GüLe SeVDaLi BiR GeNçLiK

GENEL KÜLTÜR VE TARİH => Tarih Köşesi => Osmanlı Tarihi => Konuyu başlatan: Avicenna - 21 Eylül 2007, 23:36:34

Başlık: Türk Leventleri İzlanda'da
Gönderen: Avicenna - 21 Eylül 2007, 23:36:34
Türk Leventleri İzlanda'da

(http://www.barbaros.biz/index_dosyalar/osmanli_deniz_14.jpg)

Türk Levendleri İzlanda'ya ulaştıkları zaman açlık çeken çok sayıda insana gemilerden çeşit çeşit gıda ve araç gereç yardımında bulunmuşlardır. Osmanlı Sarayı'nın zenginliğini de bu insanlara anlatınca belli bir sayıda İzlanda'lı gemilerle birkaç sefer düzenlenerek Osmanlı topraklarına taşınmış, leventlerden bir kısmı da İzlanda'da evlenerek buraya yerleşmiştir. Bu gün İzlanda'da "Türkler" olarak adlandırılan yerli melez ırk o günkü levendlerin soyundan gelen İzlandalılar'dır.

İzlanda'ya Türk Leventleri aracılığıyla ciddi miktarlarda ve defalarca yapılan bu yardımlar sebebiyle İzlanda belediyesi ve bazı resmi kurumlarında o zamanların tarihini taşıyan resmi teşekkür mektupları olduğu gibi dönemin padişahının mührünü taşıyan fermanlar da hem İzlanda'da hem de Topkapı Sarayı'nda mevcuttur.

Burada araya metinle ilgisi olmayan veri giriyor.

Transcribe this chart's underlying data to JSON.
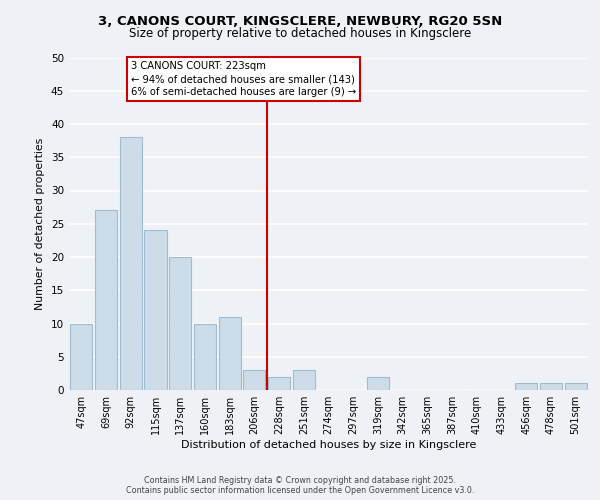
{
  "title1": "3, CANONS COURT, KINGSCLERE, NEWBURY, RG20 5SN",
  "title2": "Size of property relative to detached houses in Kingsclere",
  "xlabel": "Distribution of detached houses by size in Kingsclere",
  "ylabel": "Number of detached properties",
  "bar_labels": [
    "47sqm",
    "69sqm",
    "92sqm",
    "115sqm",
    "137sqm",
    "160sqm",
    "183sqm",
    "206sqm",
    "228sqm",
    "251sqm",
    "274sqm",
    "297sqm",
    "319sqm",
    "342sqm",
    "365sqm",
    "387sqm",
    "410sqm",
    "433sqm",
    "456sqm",
    "478sqm",
    "501sqm"
  ],
  "bar_values": [
    10,
    27,
    38,
    24,
    20,
    10,
    11,
    3,
    2,
    3,
    0,
    0,
    2,
    0,
    0,
    0,
    0,
    0,
    1,
    1,
    1
  ],
  "bar_color": "#ccdce8",
  "bar_edge_color": "#a0bcd0",
  "vline_color": "#cc0000",
  "annotation_title": "3 CANONS COURT: 223sqm",
  "annotation_line1": "← 94% of detached houses are smaller (143)",
  "annotation_line2": "6% of semi-detached houses are larger (9) →",
  "annotation_box_color": "#ffffff",
  "annotation_box_edge": "#cc0000",
  "ylim": [
    0,
    50
  ],
  "yticks": [
    0,
    5,
    10,
    15,
    20,
    25,
    30,
    35,
    40,
    45,
    50
  ],
  "bg_color": "#eef2f7",
  "grid_color": "#ffffff",
  "footer1": "Contains HM Land Registry data © Crown copyright and database right 2025.",
  "footer2": "Contains public sector information licensed under the Open Government Licence v3.0."
}
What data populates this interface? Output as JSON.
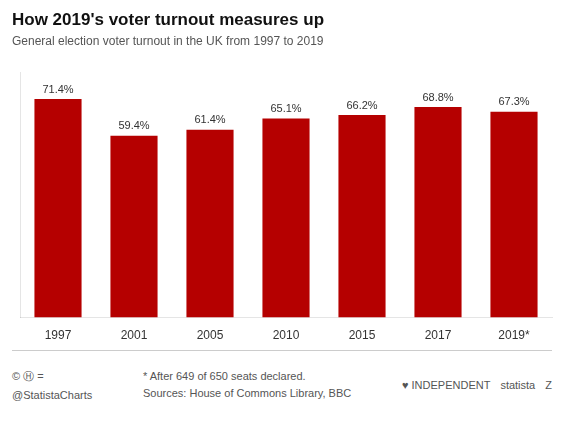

Yıl 1627'dir, yani IV. Murad'ın iktidar yılları. Kendi memleketlerinde korsanlık resmen yasaklandığı için işsiz kalan İngiliz ve Danimarkalı korsanlar Cezayir'e sığınır ve Müslüman olurlar. Burada kendilerini ispatlama ve yönetime yaranma kaygısıyla Osmanlı denizcilerinin yeterince bilmediği kuzey sahillerini ele geçirme hayallerine dalıp zaten İngiltere ve İrlanda sahillerine kadar gitmiş olan "Türk" denizcilerini daha da kuzeye gitmeye ikna ederler. Başlarında da aslen Alman olup İslam'a girerek Osmanlı saflarına katılan Murat Reis bulunmaktadır. O vakitler Danimarka'nın toprağı olan İzlanda kıyıları, işte bu sefer sırasında Osmanlı sarıkları ve ezan sesiyle tanışmış, bu kuş uçmaz kervan geçmez adanın tarihinde renkli ve cıvıltılı bir sayfa açılmıştır.

20 Haziran'da başlayan seferde 4 gemi İzlanda sahillerine ulaşabilmiş, kısa süreli bir çatışmadan sonra karaya çıkarma yapılmış ve 240 civarında İzlandalı esir alınarak Cezayir'e dönülmüştür. Amaçları fidye almaktır. Dönüş yolculuğunda esirlere Müslümanlar tarafından iyi davranıldığını, kendileri ne yemişse esirlere de aynısını yedirdiklerini, İzlandalılara asıl kötü davrananların, sonradan Müslüman olmuş İngiliz ve Danimarkalılar olduğunu bizzat o gemide esir bulunan piskopos Olaf Egilson, yıllar sonra yazdığı hatıralarında anlatmıştır.

Danimarka Kralı'na aracı olarak gönderilen Olaf, Kopenhag'da para toplamak için var gücüyle çalışmış ve sonuçta esirlerin büyük bir bölümünün ülkelerine dönmesini sağlamış. Ancak Cezayir'de kalıp Müslümanlar arasına karışanlar da olmuştur. Hatta bunlardan ikisinin kendi istekleriyle kaldığını biliyoruz. Jon Asbjarnarsson adlı İzlandalı gemici, Cezayir dayısının sarayında önemli bir mevkiye yükselmiştir. Diğer İzlandalı Jonsson Vestmann'ın durumu daha da ilginç. O, Cezayir akıncıları arasına katılarak Akdeniz'i Atlas Okyanusu'na bağlayan sahada izinsiz kuş uçurtmayan bir Osmanlı olmayı seçmiştir.

(http://www.barbaros.biz/index_dosyalar/izlanda1.jpg)  (http://www.barbaros.biz/index_dosyalar/izlanda2.jpg)

(http://www.barbaros.biz/index_dosyalar/izlanda3.jpg)

1627 yılında orjinal taşbaskı ile basılmış İzlanda dilinde yazılmış olan bu kitaplar Danimarka Kraliyet Kitaplığı'ndan alınmıştır. Tamamen Türk Denizcilerinden ve kuzeyde kurdukları korsan kolonilerinden söz eden kitaplar Türkçeye çevrilmektedir.